We think that every single thing we do will make or break us. And yes its true but where are our sources? It used to be that you NEEDED a college degree to be somebody in this world and I’m here to tell you that 7 years later my degree hasn’t gotten me anywhere. I graduated when the economy crashed and my teachers told me in so many words “too bad you’re graduating when it will be nearly impossible to find a job in the Interior Design field”… $43,000 in student loans and infinite debt later, “THANKS! FOR NOTHING” I say to all those nay sayers about those not wanting to go to college. My sister just graduated a year or two ago and she wasn’t “placed” in a job regarding her field. Countless others are not in their field of study either and yes that’s due to a lot of reasons (those are just mine) but come on, do you know how many self made people there are out there? Hell for that I could have saved my life from debt and just made bank on my looks, style, class, good manners, awesome work ethic, brilliance, life acquired/pre-12th grade intellect and talent alone! Instead I am here struggling to make ends meet (by the way even if they did meet they are so gosh darn frayed I don’t think I stand a legitimate chance at recovery if I tried).

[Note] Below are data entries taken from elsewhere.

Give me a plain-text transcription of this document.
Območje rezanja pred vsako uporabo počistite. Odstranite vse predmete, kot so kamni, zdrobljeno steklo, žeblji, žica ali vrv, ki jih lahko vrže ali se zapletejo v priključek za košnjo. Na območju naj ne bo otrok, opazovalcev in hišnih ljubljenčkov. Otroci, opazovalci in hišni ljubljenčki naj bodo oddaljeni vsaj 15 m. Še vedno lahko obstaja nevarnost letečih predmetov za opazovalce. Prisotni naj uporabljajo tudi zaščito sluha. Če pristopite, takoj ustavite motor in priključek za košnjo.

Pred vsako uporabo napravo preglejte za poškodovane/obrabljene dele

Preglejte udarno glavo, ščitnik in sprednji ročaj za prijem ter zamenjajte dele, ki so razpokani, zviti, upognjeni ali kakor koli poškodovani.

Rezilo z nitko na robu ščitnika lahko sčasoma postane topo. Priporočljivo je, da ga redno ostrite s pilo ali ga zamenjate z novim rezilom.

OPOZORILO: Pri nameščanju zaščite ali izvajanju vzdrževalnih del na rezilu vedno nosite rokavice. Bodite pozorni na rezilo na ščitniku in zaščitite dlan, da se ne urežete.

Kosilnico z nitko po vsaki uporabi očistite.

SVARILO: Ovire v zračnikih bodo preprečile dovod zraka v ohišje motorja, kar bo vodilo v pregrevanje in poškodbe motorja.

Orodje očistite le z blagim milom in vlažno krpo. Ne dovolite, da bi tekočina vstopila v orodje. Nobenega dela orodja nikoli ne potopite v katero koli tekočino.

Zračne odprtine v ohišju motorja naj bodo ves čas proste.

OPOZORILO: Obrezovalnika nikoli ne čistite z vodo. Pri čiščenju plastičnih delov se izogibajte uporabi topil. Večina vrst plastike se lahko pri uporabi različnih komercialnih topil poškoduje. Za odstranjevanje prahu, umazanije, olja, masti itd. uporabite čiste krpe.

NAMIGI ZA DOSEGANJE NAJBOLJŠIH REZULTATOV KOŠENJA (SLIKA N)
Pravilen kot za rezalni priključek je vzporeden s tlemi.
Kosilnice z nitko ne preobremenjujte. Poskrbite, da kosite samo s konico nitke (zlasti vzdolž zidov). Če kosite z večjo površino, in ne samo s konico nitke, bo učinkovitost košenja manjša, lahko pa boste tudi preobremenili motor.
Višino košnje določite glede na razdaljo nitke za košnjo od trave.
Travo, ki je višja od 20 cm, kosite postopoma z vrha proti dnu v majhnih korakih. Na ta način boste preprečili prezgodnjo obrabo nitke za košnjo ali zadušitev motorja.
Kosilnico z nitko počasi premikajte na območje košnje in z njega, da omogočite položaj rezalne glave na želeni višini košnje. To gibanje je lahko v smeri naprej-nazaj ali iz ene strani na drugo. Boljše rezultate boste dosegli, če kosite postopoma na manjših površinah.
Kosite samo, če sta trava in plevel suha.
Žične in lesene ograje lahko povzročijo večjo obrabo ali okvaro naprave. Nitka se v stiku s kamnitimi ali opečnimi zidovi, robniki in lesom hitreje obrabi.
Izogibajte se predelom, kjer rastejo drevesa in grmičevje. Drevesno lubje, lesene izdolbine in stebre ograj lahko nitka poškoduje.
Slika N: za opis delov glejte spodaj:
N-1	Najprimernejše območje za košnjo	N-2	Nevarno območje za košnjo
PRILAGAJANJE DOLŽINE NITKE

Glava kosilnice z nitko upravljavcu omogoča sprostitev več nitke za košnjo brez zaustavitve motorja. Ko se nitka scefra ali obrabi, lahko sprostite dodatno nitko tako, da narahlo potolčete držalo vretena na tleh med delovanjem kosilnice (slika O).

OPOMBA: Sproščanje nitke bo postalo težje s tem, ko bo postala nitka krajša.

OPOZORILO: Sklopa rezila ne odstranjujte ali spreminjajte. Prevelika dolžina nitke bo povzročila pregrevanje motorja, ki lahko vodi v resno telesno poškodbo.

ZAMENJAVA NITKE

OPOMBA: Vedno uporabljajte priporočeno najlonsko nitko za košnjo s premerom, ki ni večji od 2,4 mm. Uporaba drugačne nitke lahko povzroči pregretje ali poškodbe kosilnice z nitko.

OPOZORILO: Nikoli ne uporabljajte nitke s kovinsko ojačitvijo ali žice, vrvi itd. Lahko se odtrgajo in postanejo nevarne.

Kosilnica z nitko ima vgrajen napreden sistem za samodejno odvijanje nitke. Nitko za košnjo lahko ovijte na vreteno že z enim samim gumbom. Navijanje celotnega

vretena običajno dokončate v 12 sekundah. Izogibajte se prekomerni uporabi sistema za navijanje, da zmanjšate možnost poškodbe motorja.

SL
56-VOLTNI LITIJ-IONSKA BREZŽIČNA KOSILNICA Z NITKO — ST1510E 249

All that to say the time is now…I’ve recounted times (and there are many more where they came from) when I dismissed the opportunity to explore new things and broaden my horizons, not regrets but life lessons that I hope you won’t make or at least continue to make in your own journey because you suffer, like I have, from a condition called fear or are brain washed by what society deems necessary for your survival. If you know me well you know I hate when I get the hiccups, they are annoying and they hurt like hell so I try not to eat too fast or do anything else that triggers those pesky little bodily displeasures. On the flip side having the hiccups is a small thing and sometimes has a short time span compared to the situations we allow ourselves to stay stuck in day after day year after year. So let’s wise up and unlike the seasons we’ve been tackling here in Illinois these last few years define what our lives are going to look like from this moment forward. The thing I miss most about Chicago is our ability to have definitive seasons (4 to be exact) and by all means take what’s good out of one season and bring it over to another just don’t sit in winter your whole Summer and let it consume you or let Fall discourage you of letting go of the Summer so that you may enjoy the time for transition. Let’s start trusting our instincts (ourselves) again and see where that takes us for a change. I can guarantee we’ve tried what everyone else thinks is best for us for far too long.
Your assignment: Get to know you this week and what season you’re in and let me know who and what you find!